Chicago, April 16, 2003 - Socially conscious videographers will be hitting the streets the weekend of May 3 to document issues of human rights in Chicago. From the aspiring to the professional, the videographers will have 48 hours to shoot and edit their three-to-five minute project as part of a contest sponsored by Columbia College Chicago's Television Department as part of the college's conference, Dignity Without Borders: Art, Media and Human Rights. All contest entries will be screened at 6 p.m. Thursday, May 8 at the HotHouse, 31 E. Balbo. At the screening, first, second and third place winners will receive software provided by Avid Technologies and Apple Computer. The screening is free and open to the public. For more information call 312-344-7959.
"We're looking for issues that are specific to Chicago," explains Eric Scholl, assistant chair of Columbia's Television Department and one of the organizers of the contest. "Racism, homelessness, social and economic injustice, police brutality, anti-war activism, gender issues are just some of the possibilities. Obviously, these issues also resonate on a national and international level, but for our purposes we want the videographers to focus on the local level."
"Any genre is fair game," adds contest organizer Tom Weinberg, an artist-in-residence in the department. "Documentary, narrative, experimental, music videos, and any creative mode can be used to get the message across."
"When planning this contest we felt very strongly that it should be open to videographers at all levels," says Columbia faculty member Margie Nicholson. "The contest is open to independent producers, media educators and community media organizations. We are encouraging collaborations and can help link producers up with community groups.

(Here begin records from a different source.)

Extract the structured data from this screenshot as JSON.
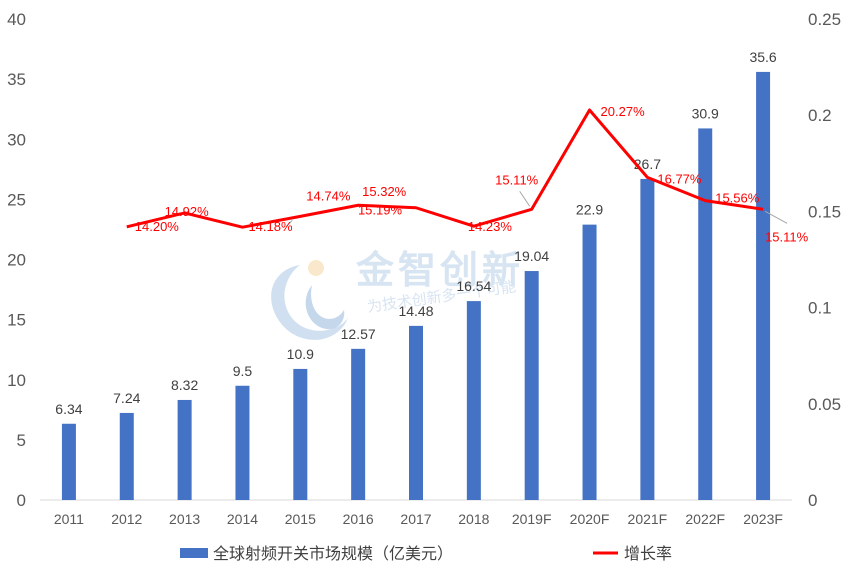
{
  "chart_data": {
    "type": "bar",
    "categories": [
      "2011",
      "2012",
      "2013",
      "2014",
      "2015",
      "2016",
      "2017",
      "2018",
      "2019F",
      "2020F",
      "2021F",
      "2022F",
      "2023F"
    ],
    "series": [
      {
        "name": "全球射频开关市场规模（亿美元）",
        "type": "bar",
        "axis": "left",
        "color": "#4472c4",
        "values": [
          6.34,
          7.24,
          8.32,
          9.5,
          10.9,
          12.57,
          14.48,
          16.54,
          19.04,
          22.9,
          26.7,
          30.9,
          35.6
        ],
        "labels": [
          "6.34",
          "7.24",
          "8.32",
          "9.5",
          "10.9",
          "12.57",
          "14.48",
          "16.54",
          "19.04",
          "22.9",
          "26.7",
          "30.9",
          "35.6"
        ]
      },
      {
        "name": "增长率",
        "type": "line",
        "axis": "right",
        "color": "#ff0000",
        "values": [
          null,
          0.142,
          0.1492,
          0.1418,
          0.1474,
          0.1532,
          0.1519,
          0.1423,
          0.1511,
          0.2027,
          0.1677,
          0.1556,
          0.1511
        ],
        "labels": [
          "",
          "14.20%",
          "14.92%",
          "14.18%",
          "14.74%",
          "15.32%",
          "15.19%",
          "14.23%",
          "15.11%",
          "20.27%",
          "16.77%",
          "15.56%",
          "15.11%"
        ]
      }
    ],
    "y_left": {
      "ticks": [
        "0",
        "5",
        "10",
        "15",
        "20",
        "25",
        "30",
        "35",
        "40"
      ],
      "min": 0,
      "max": 40
    },
    "y_right": {
      "ticks": [
        "0",
        "0.05",
        "0.1",
        "0.15",
        "0.2",
        "0.25"
      ],
      "min": 0,
      "max": 0.25
    },
    "legend_position": "bottom",
    "grid": false
  },
  "watermark": {
    "title": "金智创新",
    "subtitle": "为技术创新多一个可能"
  }
}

"We're very excited about the hands-on nature of this initiative, its wonderful creativity and the terrific opportunity it provides for collaboration between people with diverse areas of expertise," adds Nicholson, who also serves on the steering committee for the entire human rights conference which takes place May 2, and 5-8 on the Columbia College Chicago campus and at the Chicago Hilton and Towers. For more information and schedule updates on Dignity Without Borders visit http://humanrights.colum.edu or call 312-344-8510.

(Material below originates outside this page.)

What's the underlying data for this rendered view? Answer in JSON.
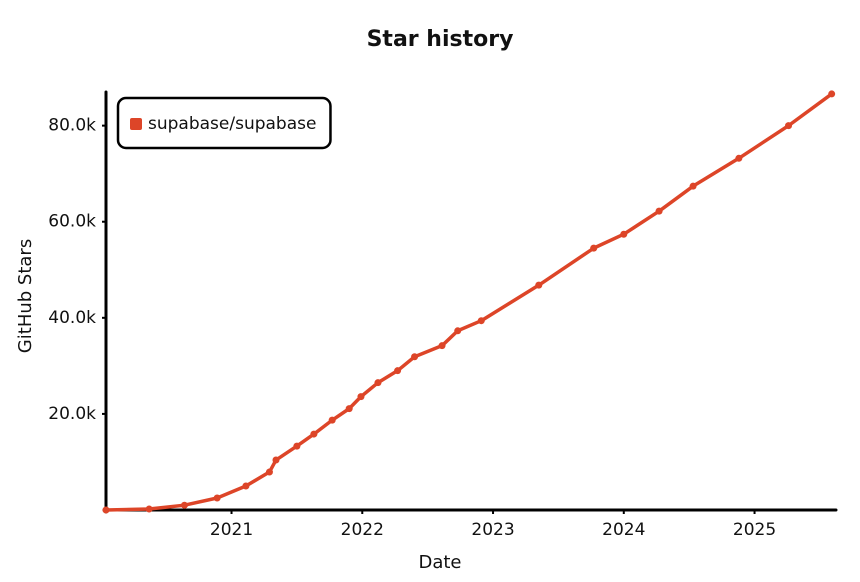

"We hope Dignity Without Borders will function as a catalyst to bring the human rights stakeholders together, explore and examine terms, goals, mutual interests," says Rose Economou, conference coordinator and professor of journalism at Columbia. "We intend to provide a forum for networking between scholars, educators, artists, media makers, social justice activists and other interested audiences, thereby stimulating ideas that will move forward beyond the scope of the conference and develop collaborations and partnerships that will address the issues of human rights on a global level.
"Dignity Without Borders is being organized in partnership with educators, humanists, students from Columbia College Chicago and other educational institutions, representatives from local and national human rights organizations, artists, journalists, documentary filmmakers, community leaders and victims of human rights abuse. It will include community forums, workshops for educators, film and video screenings, exhibitions, and performances and address four main themes: Crimes Against Humanity; Violence Against Women; Children; State; Corporate Abuse; and Religious, Racial, Ethnic, and Gender Intolerance."
Dignity Without Borders is sponsored by the McCormick Tribune Foundation with grants from the Illinois Humanities Council, the National Endowment for the Humanities and the Illinois General Assembly and the Hugh M. Hefner Foundation.